Banas, along with Barrett (10 hits allowed in 31.2 innings, 40 Ks), have become Hopkins’ one-two punch on the mound and both are key reasons as to why the Golden Hawks have staked themselves out to a 14-2 record and sit atop the Hampshire League standings.

“I try to learn from how [Garrison] pitches,” said Barrett, a junior, who drove in the winning run against Athol with a two-out double in his club’s final at bat. “Like him, I’m always working and trying to get better. When I’m on the mound I try to be as good as Garrison but everything is about team here. There’s no animosity between us at all. We all need to work together as a team in order to get better.”

It’s no secret that whenever Banas or Barrett toe the rubber the Golden Hawks like their chances. The goals here are the same as most high school programs -- earn enough victories to qualify for the postseason, win the league title and take your best shot at a state championship.

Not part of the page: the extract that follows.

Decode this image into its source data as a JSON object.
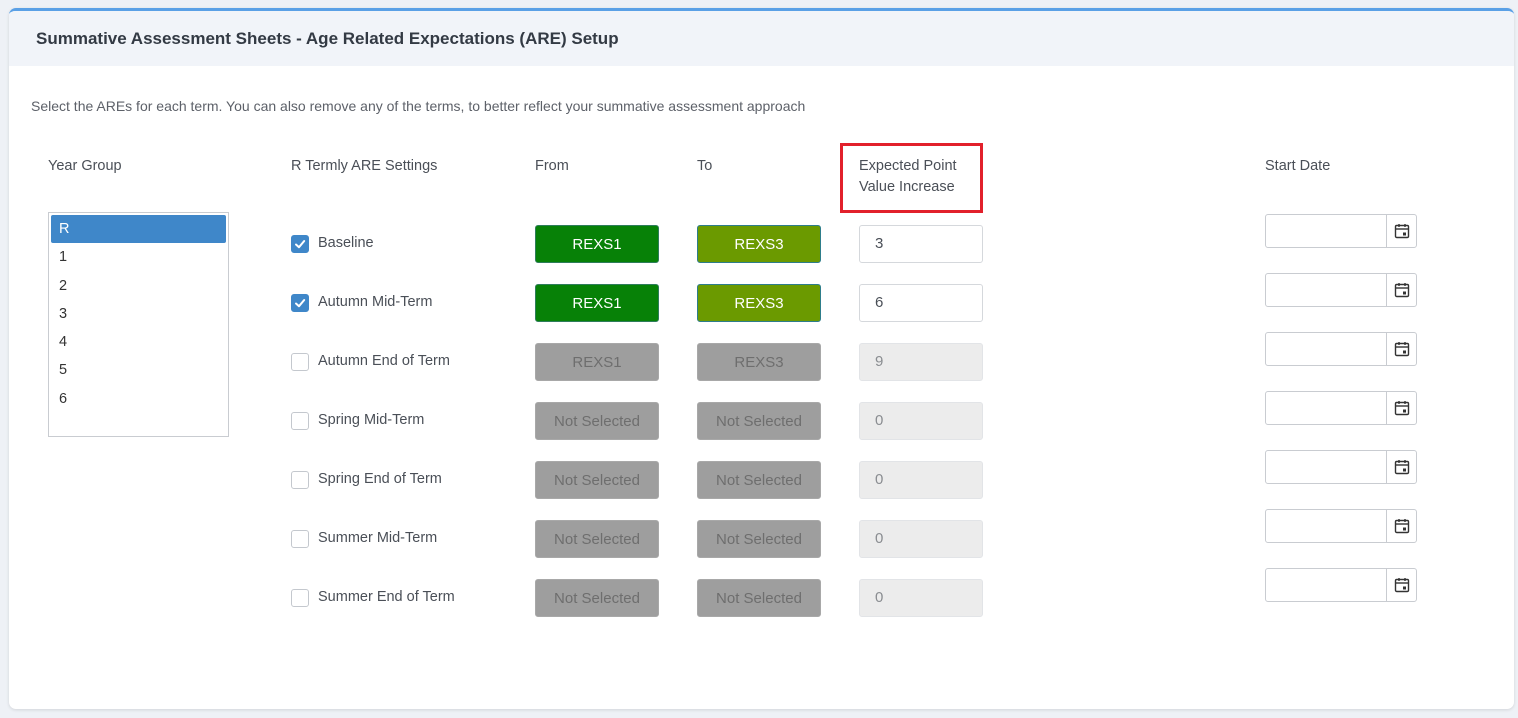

Last year, Hopkins didn’t win its league but did qualify for the postseason, reaching the Division 3 Western Mass. semifinals before falling to Ware.

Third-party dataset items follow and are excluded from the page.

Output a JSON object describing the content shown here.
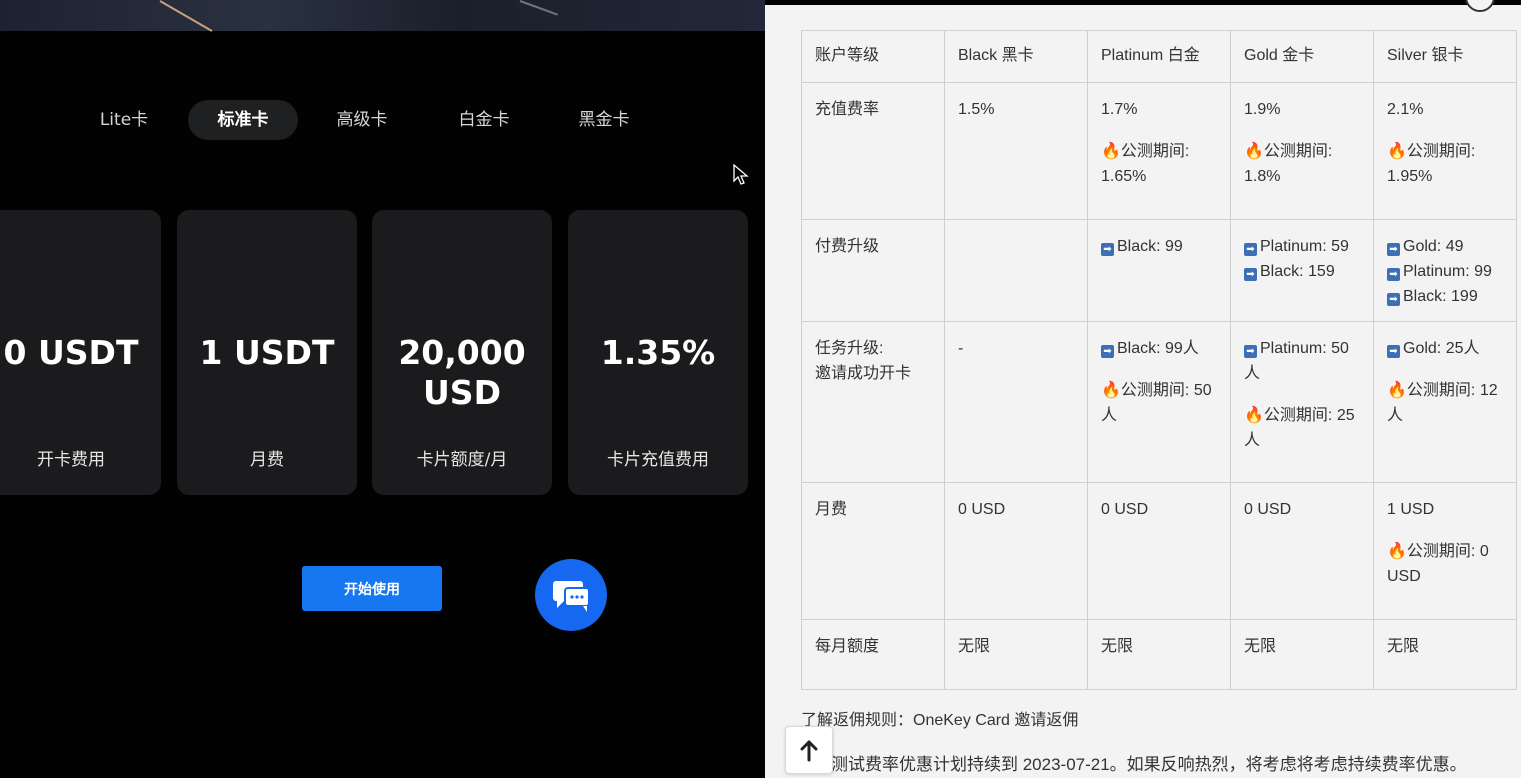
{
  "left": {
    "tabs": [
      "Lite卡",
      "标准卡",
      "高级卡",
      "白金卡",
      "黑金卡"
    ],
    "active_tab": "标准卡",
    "cards": [
      {
        "value": "0 USDT",
        "label": "开卡费用"
      },
      {
        "value": "1 USDT",
        "label": "月费"
      },
      {
        "value_line1": "20,000",
        "value_line2": "USD",
        "label": "卡片额度/月"
      },
      {
        "value": "1.35%",
        "label": "卡片充值费用"
      }
    ],
    "start_button": "开始使用",
    "icons": {
      "chat": "chat-bubbles-icon",
      "cursor": "mouse-pointer-icon"
    },
    "colors": {
      "accent": "#1677f0",
      "card_bg": "#1b1b1d"
    }
  },
  "right": {
    "table": {
      "header": [
        "账户等级",
        "Black 黑卡",
        "Platinum 白金",
        "Gold 金卡",
        "Silver 银卡"
      ],
      "rows": {
        "fee_rate": {
          "label": "充值费率",
          "black": "1.5%",
          "platinum": "1.7%",
          "platinum_promo_1": "🔥公测期间:",
          "platinum_promo_2": "1.65%",
          "gold": "1.9%",
          "gold_promo_1": "🔥公测期间:",
          "gold_promo_2": "1.8%",
          "silver": "2.1%",
          "silver_promo_1": "🔥公测期间:",
          "silver_promo_2": "1.95%"
        },
        "paid_upgrade": {
          "label": "付费升级",
          "black": "",
          "platinum": [
            "Black: 99"
          ],
          "gold": [
            "Platinum: 59",
            "Black: 159"
          ],
          "silver": [
            "Gold: 49",
            "Platinum: 99",
            "Black: 199"
          ]
        },
        "task_upgrade": {
          "label_1": "任务升级:",
          "label_2": "邀请成功开卡",
          "black": "-",
          "platinum": "Black: 99人",
          "platinum_promo_1": "🔥公测期间: 50",
          "platinum_promo_2": "人",
          "gold_1": "Platinum: 50",
          "gold_2": "人",
          "gold_promo_1": "🔥公测期间: 25",
          "gold_promo_2": "人",
          "silver": "Gold: 25人",
          "silver_promo_1": "🔥公测期间: 12",
          "silver_promo_2": "人"
        },
        "monthly_fee": {
          "label": "月费",
          "black": "0 USD",
          "platinum": "0 USD",
          "gold": "0 USD",
          "silver": "1 USD",
          "silver_promo_1": "🔥公测期间: 0",
          "silver_promo_2": "USD"
        },
        "monthly_limit": {
          "label": "每月额度",
          "black": "无限",
          "platinum": "无限",
          "gold": "无限",
          "silver": "无限"
        }
      },
      "arrow_icon": "➡"
    },
    "rebate_note": "了解返佣规则：OneKey Card 邀请返佣",
    "bottom_note": "测试费率优惠计划持续到 2023-07-21。如果反响热烈，将考虑将考虑持续费率优惠。",
    "icons": {
      "scroll_top": "arrow-up-icon",
      "arrow": "right-arrow-box-icon"
    }
  }
}
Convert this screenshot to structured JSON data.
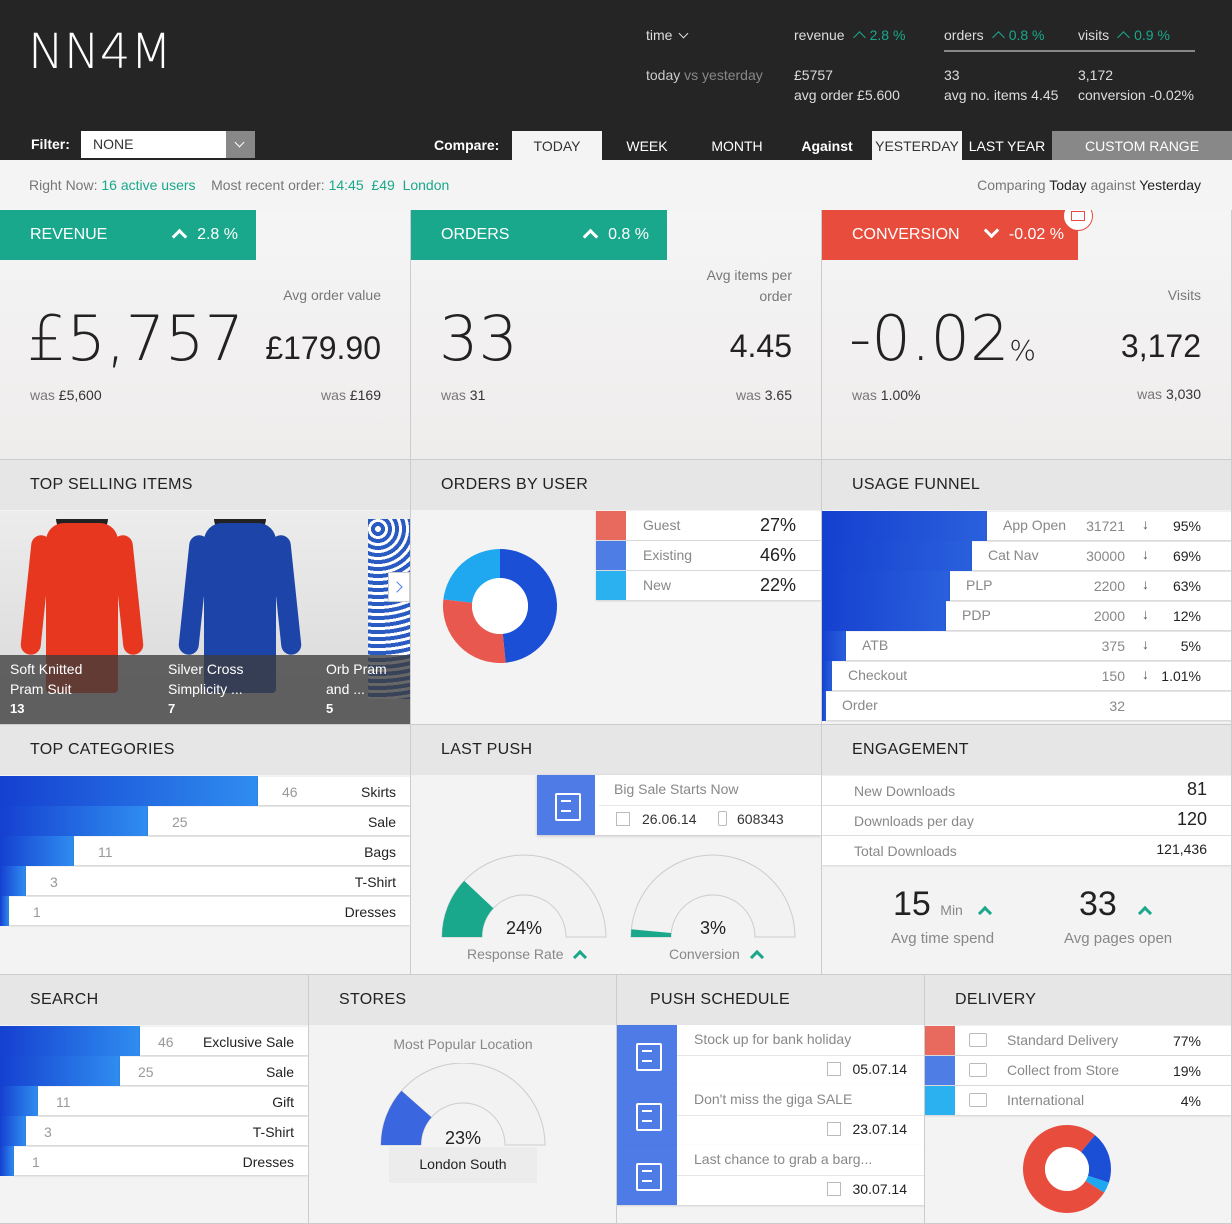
{
  "header": {
    "logo": "NN4M",
    "time_label": "time",
    "time_sub_a": "today",
    "time_sub_b": "vs yesterday",
    "revenue": {
      "label": "revenue",
      "change": "2.8 %",
      "value": "£5757",
      "sub": "avg order £5.600"
    },
    "orders": {
      "label": "orders",
      "change": "0.8 %",
      "value": "33",
      "sub": "avg no. items 4.45"
    },
    "visits": {
      "label": "visits",
      "change": "0.9 %",
      "value": "3,172",
      "sub": "conversion -0.02%"
    }
  },
  "toolbar": {
    "filter_label": "Filter:",
    "filter_value": "NONE",
    "compare_label": "Compare:",
    "today": "TODAY",
    "week": "WEEK",
    "month": "MONTH",
    "against_label": "Against",
    "yesterday": "YESTERDAY",
    "last_year": "LAST YEAR",
    "custom": "CUSTOM RANGE"
  },
  "status": {
    "right_now_label": "Right Now:",
    "active_users": "16 active users",
    "recent_label": "Most recent order:",
    "recent_time": "14:45",
    "recent_amount": "£49",
    "recent_location": "London",
    "comparing_a": "Comparing",
    "comparing_b": "Today",
    "comparing_c": "against",
    "comparing_d": "Yesterday"
  },
  "revenue_card": {
    "title": "REVENUE",
    "change": "2.8 %",
    "value": "£5,757",
    "was_label": "was",
    "was": "£5,600",
    "secondary_label": "Avg order value",
    "secondary": "£179.90",
    "secondary_was": "£169"
  },
  "orders_card": {
    "title": "ORDERS",
    "change": "0.8 %",
    "value": "33",
    "was_label": "was",
    "was": "31",
    "secondary_label_1": "Avg items per",
    "secondary_label_2": "order",
    "secondary": "4.45",
    "secondary_was": "3.65"
  },
  "conversion_card": {
    "title": "CONVERSION",
    "change": "-0.02 %",
    "value": "-0.02",
    "unit": "%",
    "was_label": "was",
    "was": "1.00%",
    "secondary_label": "Visits",
    "secondary": "3,172",
    "secondary_was": "3,030"
  },
  "top_selling": {
    "title": "TOP SELLING ITEMS",
    "items": [
      {
        "name1": "Soft Knitted",
        "name2": "Pram Suit",
        "count": "13",
        "color": "#e8371f"
      },
      {
        "name1": "Silver Cross",
        "name2": "Simplicity ...",
        "count": "7",
        "color": "#1d44a8"
      },
      {
        "name1": "Orb Pram",
        "name2": "and ...",
        "count": "5",
        "color": "#2a5bc2"
      }
    ]
  },
  "orders_by_user": {
    "title": "ORDERS BY USER",
    "rows": [
      {
        "label": "Guest",
        "value": "27%",
        "pct": 27,
        "color": "#e86a5e"
      },
      {
        "label": "Existing",
        "value": "46%",
        "pct": 46,
        "color": "#4f7de6"
      },
      {
        "label": "New",
        "value": "22%",
        "pct": 22,
        "color": "#2bb0f0"
      }
    ]
  },
  "usage_funnel": {
    "title": "USAGE FUNNEL",
    "rows": [
      {
        "label": "App Open",
        "count": "31721",
        "pct": "95%"
      },
      {
        "label": "Cat Nav",
        "count": "30000",
        "pct": "69%"
      },
      {
        "label": "PLP",
        "count": "2200",
        "pct": "63%"
      },
      {
        "label": "PDP",
        "count": "2000",
        "pct": "12%"
      },
      {
        "label": "ATB",
        "count": "375",
        "pct": "5%"
      },
      {
        "label": "Checkout",
        "count": "150",
        "pct": "1.01%"
      },
      {
        "label": "Order",
        "count": "32",
        "pct": ""
      }
    ]
  },
  "top_categories": {
    "title": "TOP CATEGORIES",
    "rows": [
      {
        "label": "Skirts",
        "count": "46"
      },
      {
        "label": "Sale",
        "count": "25"
      },
      {
        "label": "Bags",
        "count": "11"
      },
      {
        "label": "T-Shirt",
        "count": "3"
      },
      {
        "label": "Dresses",
        "count": "1"
      }
    ]
  },
  "last_push": {
    "title": "LAST PUSH",
    "message": "Big Sale Starts Now",
    "date": "26.06.14",
    "sent": "608343",
    "response_value": "24%",
    "response_label": "Response Rate",
    "response_pct": 24,
    "conversion_value": "3%",
    "conversion_label": "Conversion",
    "conversion_pct": 3
  },
  "engagement": {
    "title": "ENGAGEMENT",
    "rows": [
      {
        "label": "New Downloads",
        "value": "81"
      },
      {
        "label": "Downloads per day",
        "value": "120"
      },
      {
        "label": "Total Downloads",
        "value": "121,436"
      }
    ],
    "time_value": "15",
    "time_unit": "Min",
    "time_label": "Avg time spend",
    "pages_value": "33",
    "pages_label": "Avg pages open"
  },
  "search": {
    "title": "SEARCH",
    "rows": [
      {
        "label": "Exclusive Sale",
        "count": "46"
      },
      {
        "label": "Sale",
        "count": "25"
      },
      {
        "label": "Gift",
        "count": "11"
      },
      {
        "label": "T-Shirt",
        "count": "3"
      },
      {
        "label": "Dresses",
        "count": "1"
      }
    ]
  },
  "stores": {
    "title": "STORES",
    "subtitle": "Most Popular Location",
    "value": "23%",
    "pct": 23,
    "location": "London South"
  },
  "push_schedule": {
    "title": "PUSH SCHEDULE",
    "rows": [
      {
        "message": "Stock up for bank holiday",
        "date": "05.07.14"
      },
      {
        "message": "Don't miss the giga SALE",
        "date": "23.07.14"
      },
      {
        "message": "Last chance to grab a barg...",
        "date": "30.07.14"
      }
    ]
  },
  "delivery": {
    "title": "DELIVERY",
    "rows": [
      {
        "label": "Standard Delivery",
        "value": "77%",
        "pct": 77,
        "color": "#e86a5e"
      },
      {
        "label": "Collect from Store",
        "value": "19%",
        "pct": 19,
        "color": "#4f7de6"
      },
      {
        "label": "International",
        "value": "4%",
        "pct": 4,
        "color": "#2bb0f0"
      }
    ]
  },
  "colors": {
    "teal": "#1aa88c",
    "red": "#e84c3d",
    "blue": "#1b4fd6"
  }
}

Lemieux is smart enough not to look too far into the future in terms of state titles just yet. Instead he adheres to the old adage of taking things one game at time. But it’s hard not to think this team finds itself in a viable position to do something special this year knowing they can give the ball to either Banas or Barrett and not have to worry.

In regards to Banas, Lemieux has had the luxury of coaching him for four seasons and admits his amazement every time he watches him pitch.

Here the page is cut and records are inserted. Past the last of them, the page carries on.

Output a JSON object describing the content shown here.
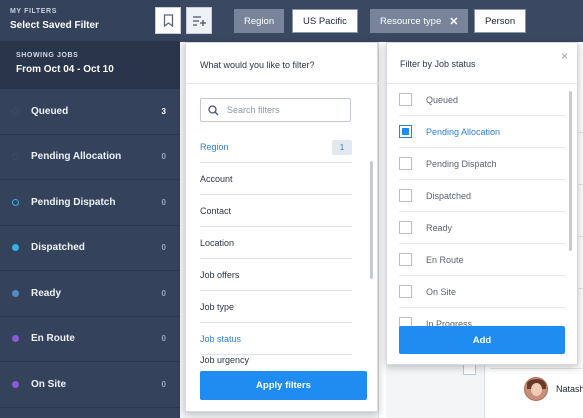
{
  "sidebar": {
    "my_filters_label": "MY FILTERS",
    "saved_filter_value": "Select Saved Filter",
    "showing_label": "SHOWING JOBS",
    "date_range": "From Oct 04 - Oct 10",
    "statuses": [
      {
        "label": "Queued",
        "count": "3",
        "color": "#3a4a6a"
      },
      {
        "label": "Pending Allocation",
        "count": "0",
        "color": "#3a4a6a"
      },
      {
        "label": "Pending Dispatch",
        "count": "0",
        "color": "#3ab0e8"
      },
      {
        "label": "Dispatched",
        "count": "0",
        "color": "#3ab0e8"
      },
      {
        "label": "Ready",
        "count": "0",
        "color": "#4f8fc0"
      },
      {
        "label": "En Route",
        "count": "0",
        "color": "#8a5ad8"
      },
      {
        "label": "On Site",
        "count": "0",
        "color": "#8a5ad8"
      }
    ]
  },
  "topbar": {
    "chips": [
      {
        "key": "Region",
        "value": "US Pacific"
      },
      {
        "key": "Resource type",
        "value": "Person"
      }
    ]
  },
  "filter_menu": {
    "title": "What would you like to filter?",
    "search_placeholder": "Search filters",
    "items": [
      {
        "label": "Region",
        "badge": "1",
        "active": true
      },
      {
        "label": "Account"
      },
      {
        "label": "Contact"
      },
      {
        "label": "Location"
      },
      {
        "label": "Job offers"
      },
      {
        "label": "Job type"
      },
      {
        "label": "Job status",
        "active": true
      },
      {
        "label": "Job urgency"
      }
    ],
    "apply_label": "Apply filters"
  },
  "status_filter": {
    "title": "Filter by Job status",
    "close_glyph": "×",
    "options": [
      {
        "label": "Queued",
        "checked": false
      },
      {
        "label": "Pending Allocation",
        "checked": true
      },
      {
        "label": "Pending Dispatch",
        "checked": false
      },
      {
        "label": "Dispatched",
        "checked": false
      },
      {
        "label": "Ready",
        "checked": false
      },
      {
        "label": "En Route",
        "checked": false
      },
      {
        "label": "On Site",
        "checked": false
      },
      {
        "label": "In Progress",
        "checked": false
      }
    ],
    "add_label": "Add"
  },
  "background": {
    "partial_name": "Natasha"
  },
  "colors": {
    "sidebar_bg": "#34425c",
    "accent_blue": "#1e8cf0",
    "link_blue": "#2f7fd6"
  }
}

“I don’t know where he breaks down into all-time greatness but he’s the best pitcher I’ve every seen,” said Lemieux. “He’s special for us and he’s special for our school. For me personally he’s a great kid. I love him like my own son. Every year he’s just gotten better and better. He does a great job mixing his pitches and hitting his spots. At times he can be overpowering and at times he can be a wizard and just screws you into the ground with his junk. He’s tough and he’s a natural leader on this team and everyone looks up to him.”

Lemieux, who also serves as Hopkins' athletic director, was quick to point out that during the offseason Banas spends much of his time working on improving his game whether it be in the weight room, throwing in the gym, working with private pitching coaches or reading books on pitching fundamentals.

All of that extra work has paid huge dividends not only for the Golden Hawks but for Banas himself, who hopes to play for a Division 1 college program following his stint at the Salisbury School.

It would be easy for Banas, when you consider all of the attention and fanfare he has received, to let it go to his head. But not so. He is a kid without an ego and views himself as just one of the guys on this team. Through a solid upbringing, Banas has made sure to keep both feet planted on the ground. He also isn’t fazed by the fact that some people may cast a bias eye toward him due to the fact that he pitches at the Division 3 level where the talent pool may not be quite as strong as compared to Division 1 baseball in the state.

“To me it doesn’t matter what division you play in,” he said. “If you’re doing very well and throwing your best stuff people are going to come and look at you. It doesn’t matter where you play they’ll come find you.”

It’s a pretty safe bet that some collegiate program will find Garrison Banas soon enough as well.